Giraffic
- Type: Private
- Industry: Cloud Storage
- Founded: 2008
- Headquarters: Tel Aviv, Israel
- Key people: Yoel Zanger
- Products: Adaptive Video Accelerator (AVA) and Distributed Adaptive Storage & Streaming (DASS)
- Services: Streaming media content delivery acceleration; Mobile-to-mobile file transfer acceleration; Mobile video acceleration
- Website: www.giraffic.com

= Giraffic =

Giraffic is a Tel Aviv-based company that had developed "Adaptive Video Acceleration" (AVA) software to improve the performance of streaming video. It sold primarily to OTT Video Apps Providers and to Consumer Electronics Device Manufacturers, such as LG, ZTE and Samsung.

Giraffic's AVA technology was acquired in 2019 by Roku, Inc. The Company claimed to continue development of its Distributed Adaptive Storage (DASS) technology towards distributed storage systems, creating a distributed online backup service for consumers based on blockchain technology.

==History==
The company was founded in 2008 by Gil Gat, Boris Malamud and Yoel Zanger. Prior to co-founding Giraffic, Yoel Zanger co-founded New-Tone Technologies, a value-added services platform for mobile applications based on advanced voice and data technologies.

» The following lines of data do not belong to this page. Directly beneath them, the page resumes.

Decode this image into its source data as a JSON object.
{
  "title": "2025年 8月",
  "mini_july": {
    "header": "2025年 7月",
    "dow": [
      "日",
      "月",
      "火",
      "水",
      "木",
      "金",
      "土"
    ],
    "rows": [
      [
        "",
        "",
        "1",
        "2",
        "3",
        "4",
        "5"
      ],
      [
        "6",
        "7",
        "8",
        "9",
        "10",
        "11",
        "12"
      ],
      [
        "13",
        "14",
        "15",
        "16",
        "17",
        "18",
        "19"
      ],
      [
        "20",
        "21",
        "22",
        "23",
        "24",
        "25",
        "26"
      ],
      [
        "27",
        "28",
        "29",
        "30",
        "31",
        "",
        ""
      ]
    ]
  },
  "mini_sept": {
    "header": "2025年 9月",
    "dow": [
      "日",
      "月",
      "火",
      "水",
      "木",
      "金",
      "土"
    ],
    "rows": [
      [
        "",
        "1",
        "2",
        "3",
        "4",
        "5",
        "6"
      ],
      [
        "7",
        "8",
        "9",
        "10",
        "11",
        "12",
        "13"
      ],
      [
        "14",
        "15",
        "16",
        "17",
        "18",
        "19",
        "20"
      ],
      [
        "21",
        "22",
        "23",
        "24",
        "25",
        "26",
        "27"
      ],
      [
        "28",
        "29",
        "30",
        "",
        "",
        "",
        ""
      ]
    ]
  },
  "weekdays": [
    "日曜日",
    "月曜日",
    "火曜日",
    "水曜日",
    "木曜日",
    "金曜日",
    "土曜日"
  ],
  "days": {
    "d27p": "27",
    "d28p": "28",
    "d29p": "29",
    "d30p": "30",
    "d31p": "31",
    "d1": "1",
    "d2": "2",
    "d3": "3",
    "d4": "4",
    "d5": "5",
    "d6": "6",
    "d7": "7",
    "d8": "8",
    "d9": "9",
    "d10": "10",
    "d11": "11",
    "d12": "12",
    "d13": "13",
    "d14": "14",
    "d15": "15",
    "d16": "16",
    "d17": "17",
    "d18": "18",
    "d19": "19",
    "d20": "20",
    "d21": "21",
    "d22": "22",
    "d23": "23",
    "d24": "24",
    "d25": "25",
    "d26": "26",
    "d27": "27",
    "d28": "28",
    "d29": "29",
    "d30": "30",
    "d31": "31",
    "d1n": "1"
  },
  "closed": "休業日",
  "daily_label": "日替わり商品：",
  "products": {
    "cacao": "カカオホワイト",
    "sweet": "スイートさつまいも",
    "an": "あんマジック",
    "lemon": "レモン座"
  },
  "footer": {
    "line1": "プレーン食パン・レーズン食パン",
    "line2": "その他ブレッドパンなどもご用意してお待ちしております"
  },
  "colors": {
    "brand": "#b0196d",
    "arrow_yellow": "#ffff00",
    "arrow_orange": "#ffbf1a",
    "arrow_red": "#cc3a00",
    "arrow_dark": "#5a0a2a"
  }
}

Giraffic was headquartered in Tel Aviv, Israel. Prior to its 2019 acquisition by Roku, it had sales offices in the United States, Korea, and Hong Kong. Key personnel included Menashe Rothschild, Jeffrey Parkinson, Bhupen Shah, Anton Monk, Gregg Bernard, Mitch Singer, and Levy Gerzberg. Investors included KEC Ventures, Samsung Ventures and Previz Ventures.

==Technologies==
Giraffic's Adaptive Video Acceleration (AVA) software debuted at CES 2015, where the company demonstrated its video product on Samsung Smart TVs, Broadcom IP set-top boxes, and Intel Puma Home Gateway.

Giraffic's Distributed Adaptive Storage and Streaming (DASS) software was deployed 2010–2012 as a peer-to-peer Content Delivery Network (P2P-CDN) by video websites including Veoh.com, Mako.co.il and Craze Digital. In 2020 the company pivoted this technology towards development of distributed online backup service for consumers.

== Patents ==
- US Patent 14/287,276 IL 231685 SYSTEM AND METHOD FOR PREDICTIVE BUFFERING AND NETWORK SHAPING
- US Patent 9306860. A congestion control method for dynamically maximizing communication link throughput. Filing date, October 14, 2013
- US Patent 8473610. Proactive Storage. Filing date, June 22, 2011
- . Asynchronous data streaming in a distributed network. Issued March 1, 2012

==Partners==
Samsung and LG use Giraffic's Adaptive Video Acceleration (AVA) technology.

==Competition==
Companies who competed with Giraffic included Akamai and Google.